Finchem: Tour healthy with, without Tiger winning
KAPALUA, Hawaii - The prospect of Tiger Woods returning to form reminiscent of his dominant days is something that intrigues Tim Finchem as the PGA Tour embarks on the 2012 season, but the tour's commissioner isn't convinced that Woods returning to the victory circle for the first time since 2009 and resuming his quest to break Jack Nicklaus' record is necessary for golf's future growth.
"The PGA Tour grew when Jack Nicklaus was winning. It grew when he stopped winning and it's grown with Tiger winning. It doesn't matter to us," Finchem said Sunday at the Plantation Course at Kapalua Resort. "We can grow with one player dominant or we can work with more wide-open competition. The fans like it and are interested in it both ways."
Finchem, on hand for the season-opening Hyundai Tournament of Champions, was asked about Woods' potential impact on the game's popularity and television ratings in 2012 after showing signs of getting his game untracked late last year at the Presidents Cup and at his own Chevron World Challenge, which he won with birdies on the final two holes at Sherwood CC in Thousand Oaks, Calif.

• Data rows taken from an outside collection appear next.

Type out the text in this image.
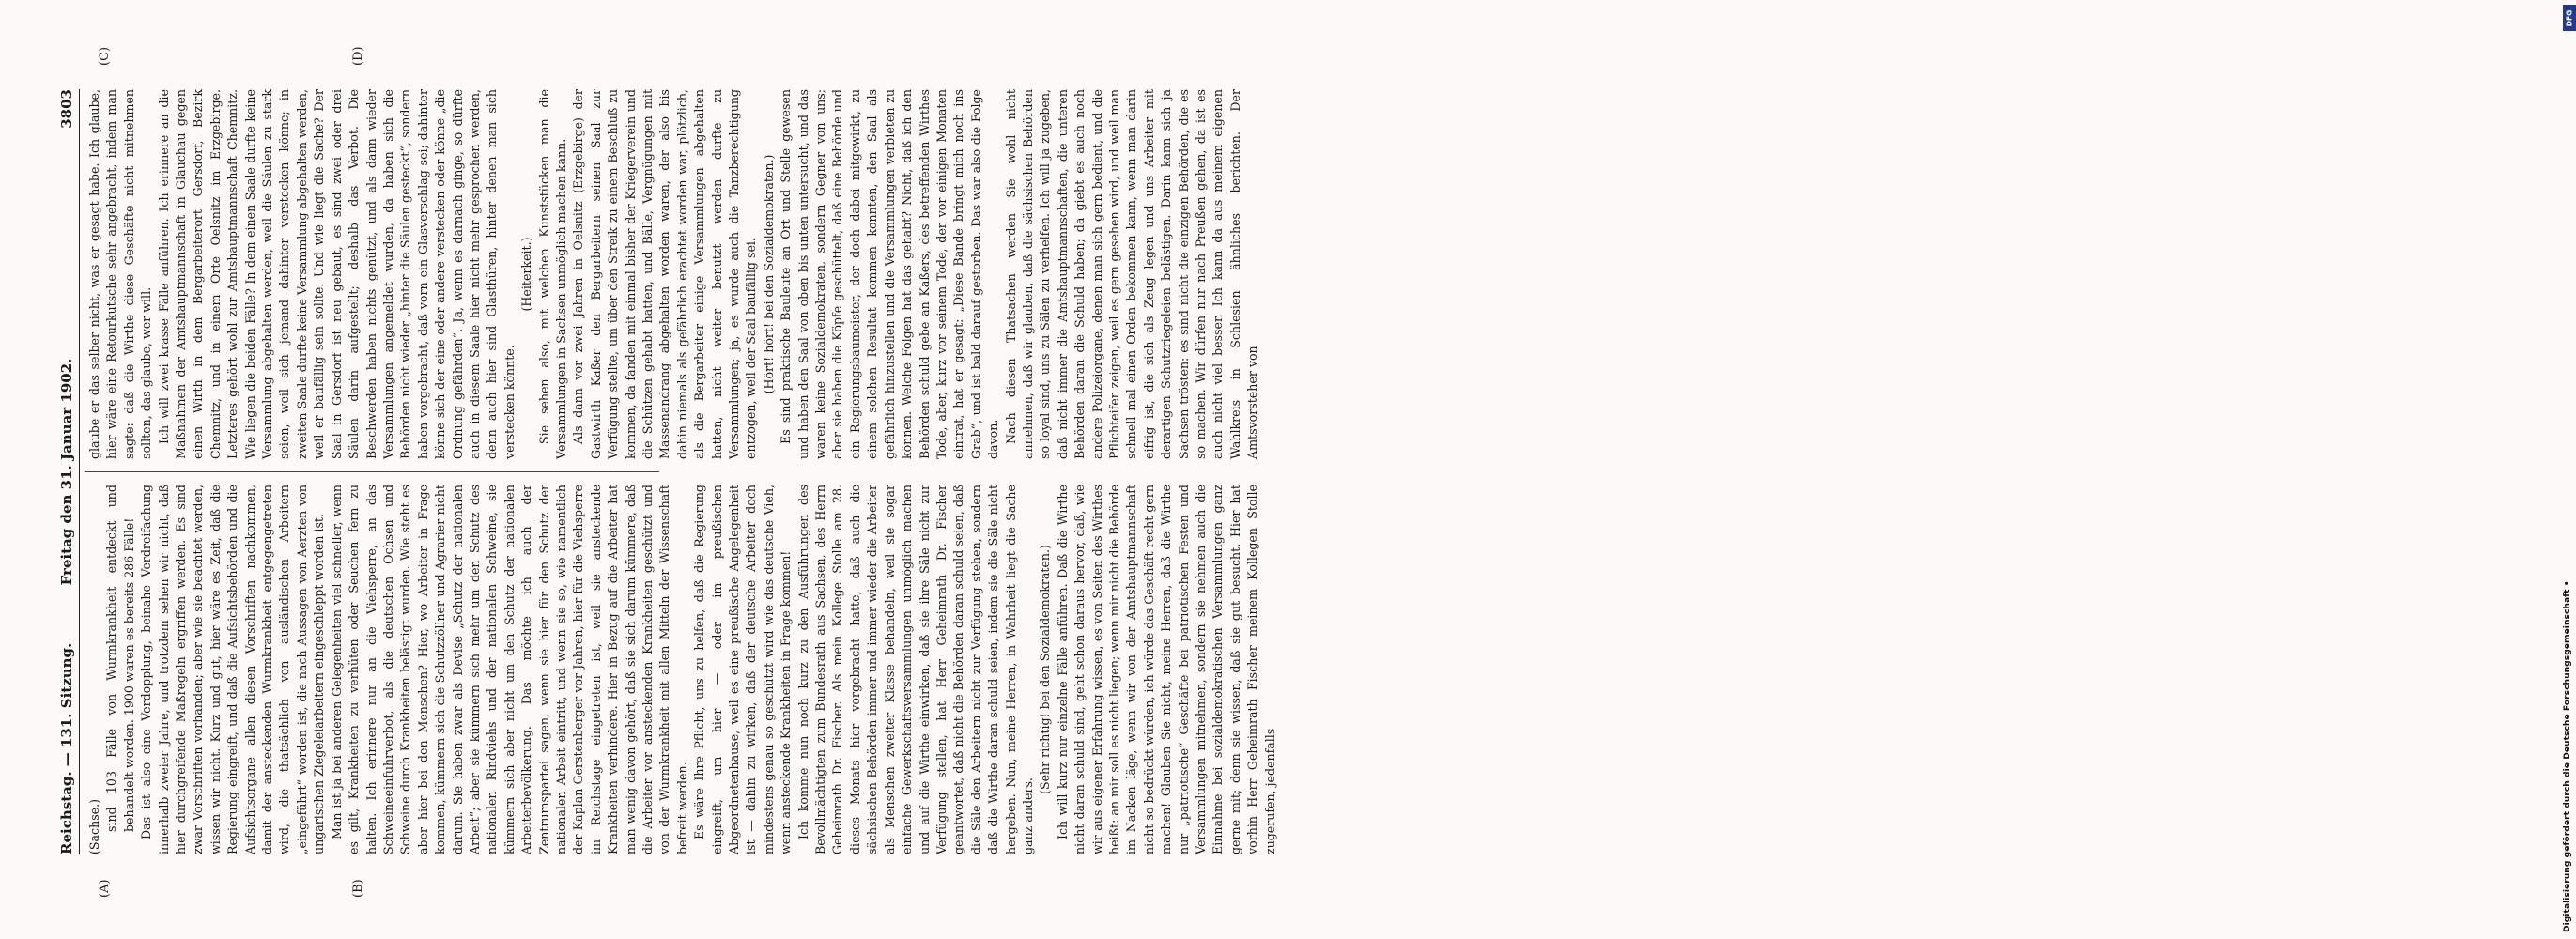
Reichstag. — 131. Sitzung.
Freitag den 31. Januar 1902.
3803
(A)	(B)
(C)	(D)

(Sachse.) sind 103 Fälle von Wurmkrankheit entdeckt und behandelt worden. 1900 waren es bereits 286 Fälle! Das ist also eine Verdopplung, beinahe Verdreifachung innerhalb zweier Jahre, und trotzdem sehen wir nicht, daß hier durchgreifende Maßregeln ergriffen werden. Es sind zwar Vorschriften vorhanden; aber wie sie beachtet werden, wissen wir nicht. Kurz und gut, hier wäre es Zeit, daß die Regierung eingreift, und daß die Aufsichtsbehörden und die Aufsichtsorgane allen diesen Vorschriften nachkommen, damit der ansteckenden Wurmkrankheit entgegengetreten wird, die thatsächlich von ausländischen Arbeitern „eingeführt“ worden ist, die nach Aussagen von Aerzten von ungarischen Ziegeleiarbeitern eingeschleppt worden ist. Man ist ja bei anderen Gelegenheiten viel schneller, wenn es gilt, Krankheiten zu verhüten oder Seuchen fern zu halten. Ich erinnere nur an die Viehsperre, an das Schweineeinfuhrverbot, als die deutschen Ochsen und Schweine durch Krankheiten belästigt wurden. Wie steht es aber hier bei den Menschen? Hier, wo Arbeiter in Frage kommen, kümmern sich die Schutzzöllner und Agrarier nicht darum. Sie haben zwar als Devise „Schutz der nationalen Arbeit“; aber sie kümmern sich mehr um den Schutz des nationalen Rindviehs und der nationalen Schweine, sie kümmern sich aber nicht um den Schutz der nationalen Arbeiterbevölkerung. Das möchte ich auch der Zentrumspartei sagen, wenn sie hier für den Schutz der nationalen Arbeit eintritt, und wenn sie so, wie namentlich der Kaplan Gerstenberger vor Jahren, hier für die Viehsperre im Reichstage eingetreten ist, weil sie ansteckende Krankheiten verhindere. Hier in Bezug auf die Arbeiter hat man wenig davon gehört, daß sie sich darum kümmere, daß die Arbeiter vor ansteckenden Krankheiten geschützt und von der Wurmkrankheit mit allen Mitteln der Wissenschaft befreit werden. Es wäre Ihre Pflicht, uns zu helfen, daß die Regierung eingreift, um hier — oder im preußischen Abgeordnetenhause, weil es eine preußische Angelegenheit ist — dahin zu wirken, daß der deutsche Arbeiter doch mindestens genau so geschützt wird wie das deutsche Vieh, wenn ansteckende Krankheiten in Frage kommen! Ich komme nun noch kurz zu den Ausführungen des Bevollmächtigten zum Bundesrath aus Sachsen, des Herrn Geheimrath Dr. Fischer. Als mein Kollege Stolle am 28. dieses Monats hier vorgebracht hatte, daß auch die sächsischen Behörden immer und immer wieder die Arbeiter als Menschen zweiter Klasse behandeln, weil sie sogar einfache Gewerkschaftsversammlungen unmöglich machen und auf die Wirthe einwirken, daß sie ihre Säle nicht zur Verfügung stellen, hat Herr Geheimrath Dr. Fischer geantwortet, daß nicht die Behörden daran schuld seien, daß die Säle den Arbeitern nicht zur Verfügung stehen, sondern daß die Wirthe daran schuld seien, indem sie die Säle nicht hergeben. Nun, meine Herren, in Wahrheit liegt die Sache ganz anders.

(Sehr richtig! bei den Sozialdemokraten.) Ich will kurz nur einzelne Fälle anführen. Daß die Wirthe nicht daran schuld sind, geht schon daraus hervor, daß, wie wir aus eigener Erfahrung wissen, es von Seiten des Wirthes heißt: an mir soll es nicht liegen; wenn mir nicht die Behörde im Nacken läge, wenn wir von der Amtshauptmannschaft nicht so bedrückt würden, ich würde das Geschäft recht gern machen! Glauben Sie nicht, meine Herren, daß die Wirthe nur „patriotische“ Geschäfte bei patriotischen Festen und Versammlungen mitnehmen, sondern sie nehmen auch die Einnahme bei sozialdemokratischen Versammlungen ganz gerne mit; denn sie wissen, daß sie gut besucht. Hier hat vorhin Herr Geheimrath Fischer meinem Kollegen Stolle zugerufen, jedenfalls

glaube er das selber nicht, was er gesagt habe. Ich glaube, hier wäre eine Retourkutsche sehr angebracht, indem man sagte: daß die Wirthe diese Geschäfte nicht mitnehmen sollten, das glaube, wer will. Ich will zwei krasse Fälle anführen. Ich erinnere an die Maßnahmen der Amtshauptmannschaft in Glauchau gegen einen Wirth in dem Bergarbeiterort Gersdorf, Bezirk Chemnitz, und in einem Orte Oelsnitz im Erzgebirge. Letzteres gehört wohl zur Amtshauptmannschaft Chemnitz. Wie liegen die beiden Fälle? In dem einen Saale durfte keine Versammlung abgehalten werden, weil die Säulen zu stark seien, weil sich jemand dahinter verstecken könne; in zweiten Saale durfte keine Versammlung abgehalten werden, weil er baufällig sein sollte. Und wie liegt die Sache? Der Saal in Gersdorf ist neu gebaut, es sind zwei oder drei Säulen darin aufgestellt; deshalb das Verbot. Die Beschwerden haben nichts genützt, und als dann wieder Versammlungen angemeldet wurden, da haben sich die Behörden nicht wieder „hinter die Säulen gesteckt“, sondern haben vorgebracht, daß vorn ein Glasverschlag sei; dahinter könne sich der eine oder andere verstecken oder könne „die Ordnung gefährden“. Ja, wenn es darnach ginge, so dürfte auch in diesem Saale hier nicht mehr gesprochen werden, denn auch hier sind Glasthüren, hinter denen man sich verstecken könnte.

(Heiterkeit.) Sie sehen also, mit welchen Kunststücken man die Versammlungen in Sachsen unmöglich machen kann. Als dann vor zwei Jahren in Oelsnitz (Erzgebirge) der Gastwirth Kaßer den Bergarbeitern seinen Saal zur Verfügung stellte, um über den Streik zu einem Beschluß zu kommen, da fanden mit einmal bisher der Kriegerverein und die Schützen gehabt hatten, und Bälle, Vergnügungen mit Massenandrang abgehalten worden waren, der also bis dahin niemals als gefährlich erachtet worden war, plötzlich, als die Bergarbeiter einige Versammlungen abgehalten hatten, nicht weiter benutzt werden durfte zu Versammlungen; ja, es wurde auch die Tanzberechtigung entzogen, weil der Saal baufällig sei. (Hört! hört! bei den Sozialdemokraten.) Es sind praktische Bauleute an Ort und Stelle gewesen und haben den Saal von oben bis unten untersucht, und das waren keine Sozialdemokraten, sondern Gegner von uns; aber sie haben die Köpfe geschüttelt, daß eine Behörde und ein Regierungsbaumeister, der doch dabei mitgewirkt, zu einem solchen Resultat kommen konnten, den Saal als gefährlich hinzustellen und die Versammlungen verbieten zu können. Welche Folgen hat das gehabt? Nicht, daß ich den Behörden schuld gebe an Kaßers, des betreffenden Wirthes Tode, aber, kurz vor seinem Tode, der vor einigen Monaten eintrat, hat er gesagt: „Diese Bande bringt mich noch ins Grab“, und ist bald darauf gestorben. Das war also die Folge davon. Nach diesen Thatsachen werden Sie wohl nicht annehmen, daß wir glauben, daß die sächsischen Behörden so loyal sind, uns zu Sälen zu verhelfen. Ich will ja zugeben, daß nicht immer die Amtshauptmannschaften, die unteren Behörden daran die Schuld haben; da giebt es auch noch andere Polizeiorgane, denen man sich gern bedient, und die Pflichteifer zeigen, weil es gern gesehen wird, und weil man schnell mal einen Orden bekommen kann, wenn man darin eifrig ist, die sich als Zeug legen und uns Arbeiter mit derartigen Schutzriegeleien belästigen. Darin kann sich ja Sachsen trösten: es sind nicht die einzigen Behörden, die es so machen. Wir dürfen nur nach Preußen gehen, da ist es auch nicht viel besser. Ich kann da aus meinem eigenen Wahlkreis in Schlesien ähnliches berichten. Der Amtsvorsteher von

DFG
Digitalisierung gefördert durch die Deutsche Forschungsgemeinschaft •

"From 1996 until two years ago the one question I got everyday was that, 'Can you tell me how great his impact is on the PGA Tour?' Now we've gone through a little bit of a respite on that and we're getting back into it," Finchem said. "The overriding thing about Tiger is that because he transcends the sport and he's as big a personality as he is a golfer, generally, that he creates interest in the sport. He creates more focus. That's good stuff. The better he plays the more that will be. I just hope that if he gets back on a tear, that television and media will continue to focus on the great play of other guys and not get overwhelmed by it. But if he goes out and wins six tournaments this year, that's probably going to happen.
"I just want to see him play well because he's fantastic," Finchem added. "He's been great for the game. To have him in a few years maybe getting close to Jack's record and maybe Sam Snead's record - I always tell Tiger forget Jack's record, go after Sam Snead's record; it's probably harder for him to get - that would be great for the game."